There are no visible peaks in the time-domain signal.
Doing the Foureir transform and finding the peaks is easy enough, however I have no idea how to do the plot in the image because I have no idea how to calculate whatever the variables are that it depicts.
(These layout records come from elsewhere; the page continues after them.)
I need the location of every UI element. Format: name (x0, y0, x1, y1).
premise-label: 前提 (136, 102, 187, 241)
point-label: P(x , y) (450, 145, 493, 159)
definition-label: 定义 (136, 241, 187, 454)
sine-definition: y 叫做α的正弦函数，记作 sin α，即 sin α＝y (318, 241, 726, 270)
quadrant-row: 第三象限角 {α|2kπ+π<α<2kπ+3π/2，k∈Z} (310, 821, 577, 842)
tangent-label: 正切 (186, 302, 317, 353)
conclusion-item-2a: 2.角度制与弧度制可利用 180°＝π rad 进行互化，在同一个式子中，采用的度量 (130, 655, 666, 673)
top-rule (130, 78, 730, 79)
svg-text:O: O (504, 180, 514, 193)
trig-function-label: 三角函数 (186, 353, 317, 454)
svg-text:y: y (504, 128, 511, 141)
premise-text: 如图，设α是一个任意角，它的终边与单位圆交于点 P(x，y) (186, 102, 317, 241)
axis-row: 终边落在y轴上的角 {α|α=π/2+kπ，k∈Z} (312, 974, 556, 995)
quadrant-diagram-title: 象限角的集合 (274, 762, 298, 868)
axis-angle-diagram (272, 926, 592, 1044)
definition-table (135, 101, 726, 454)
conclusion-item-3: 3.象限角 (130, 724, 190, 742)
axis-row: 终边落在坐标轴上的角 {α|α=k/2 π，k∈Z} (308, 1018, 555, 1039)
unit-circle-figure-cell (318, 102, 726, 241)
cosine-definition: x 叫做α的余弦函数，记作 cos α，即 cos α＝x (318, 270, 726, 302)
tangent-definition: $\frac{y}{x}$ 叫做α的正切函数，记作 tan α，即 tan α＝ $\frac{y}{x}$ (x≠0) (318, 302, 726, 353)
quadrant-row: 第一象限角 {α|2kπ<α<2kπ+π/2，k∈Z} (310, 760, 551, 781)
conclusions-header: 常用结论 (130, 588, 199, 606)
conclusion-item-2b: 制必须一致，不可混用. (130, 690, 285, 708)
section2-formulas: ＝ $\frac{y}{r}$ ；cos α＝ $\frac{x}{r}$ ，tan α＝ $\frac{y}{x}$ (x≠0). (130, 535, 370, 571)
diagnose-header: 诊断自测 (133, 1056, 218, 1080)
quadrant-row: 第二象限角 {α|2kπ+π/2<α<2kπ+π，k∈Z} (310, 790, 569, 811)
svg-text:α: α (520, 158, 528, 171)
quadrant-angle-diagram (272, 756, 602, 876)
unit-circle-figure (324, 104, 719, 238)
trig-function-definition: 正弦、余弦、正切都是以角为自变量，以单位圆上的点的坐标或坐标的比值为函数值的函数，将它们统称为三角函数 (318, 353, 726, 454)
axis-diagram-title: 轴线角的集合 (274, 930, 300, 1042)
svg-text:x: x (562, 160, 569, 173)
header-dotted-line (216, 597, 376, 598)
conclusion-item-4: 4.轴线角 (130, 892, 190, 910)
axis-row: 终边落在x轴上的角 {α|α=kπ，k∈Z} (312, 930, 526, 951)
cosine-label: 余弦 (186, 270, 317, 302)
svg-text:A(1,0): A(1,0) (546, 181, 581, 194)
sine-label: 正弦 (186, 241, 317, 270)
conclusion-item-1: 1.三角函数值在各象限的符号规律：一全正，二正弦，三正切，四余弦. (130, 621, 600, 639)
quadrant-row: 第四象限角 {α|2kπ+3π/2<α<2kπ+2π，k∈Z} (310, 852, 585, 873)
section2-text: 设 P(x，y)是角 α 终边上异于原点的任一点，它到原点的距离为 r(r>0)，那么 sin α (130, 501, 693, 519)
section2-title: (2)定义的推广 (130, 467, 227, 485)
The independent variable appears to be time.
If your intent is to do a time-frequency analysis, it would be best to use the pspectrum function with the 'spectrogram' option, rather than fft.
data = readtable('https://www.mathworks.com/matlabcentral/answers/uploaded_files/1178628/compiledT1.csv', 'VariableNamingRule','preserve')
VN = data.Properties.VariableNames;
Fs = 2e-10;
T = 1/Fs;
L = 2500;
t = (0:L-1)*T;
Fn = Fs/2;
y = table2array(data)
figure
plot(t, y)
grid
xlabel('Time')
ylabel('Amplitude')
legend(VN, 'Location','best')
ydt1 = detrend(y(:,1),1);
figure
plot(t, ydt1)
grid
xlabel('Time')
ylabel('Amplitude')
title(VN{1})
[p,f,t] = pspectrum(ydt1,Fs,'spectrogram');
figure
waterfall(f,t,p')
xlabel('Frequency (Hz)')
ylabel('Time (seconds)')
wtf = gca;
wtf.XDir = 'reverse';
colormap(turbo)
view([30 45])
NFFT = 2^nextpow2(L);
ym = y - mean(y);
FTy = fft(ym, NFFT)/L;
Fv = linspace(0, 1, NFFT/2+1)*Fn;
Iv = 1:numel(Fv);
figure
plot(Fv, abs(FTy(Iv,:))*2)
grid
xlabel('Frequency')
ylabel('Magnitude')
legend(VN, 'Location','best')
xlim([0 5E-12])
[pks1,locs1] = findpeaks(abs(FTy(Iv,1))*2);
figure
plot(Fv, abs(FTy(Iv,1))*2, 'DisplayName','Data')
hold on
plot(Fv(locs1), pks1, '^r', 'DisplayName','Peaks')
hold off
grid
xlabel('Frequency')
ylabel('Magnitude')
title(VN{1})
legend()
% legend(VN{1}, 'Location','best')
xlim([0 5E-12])
.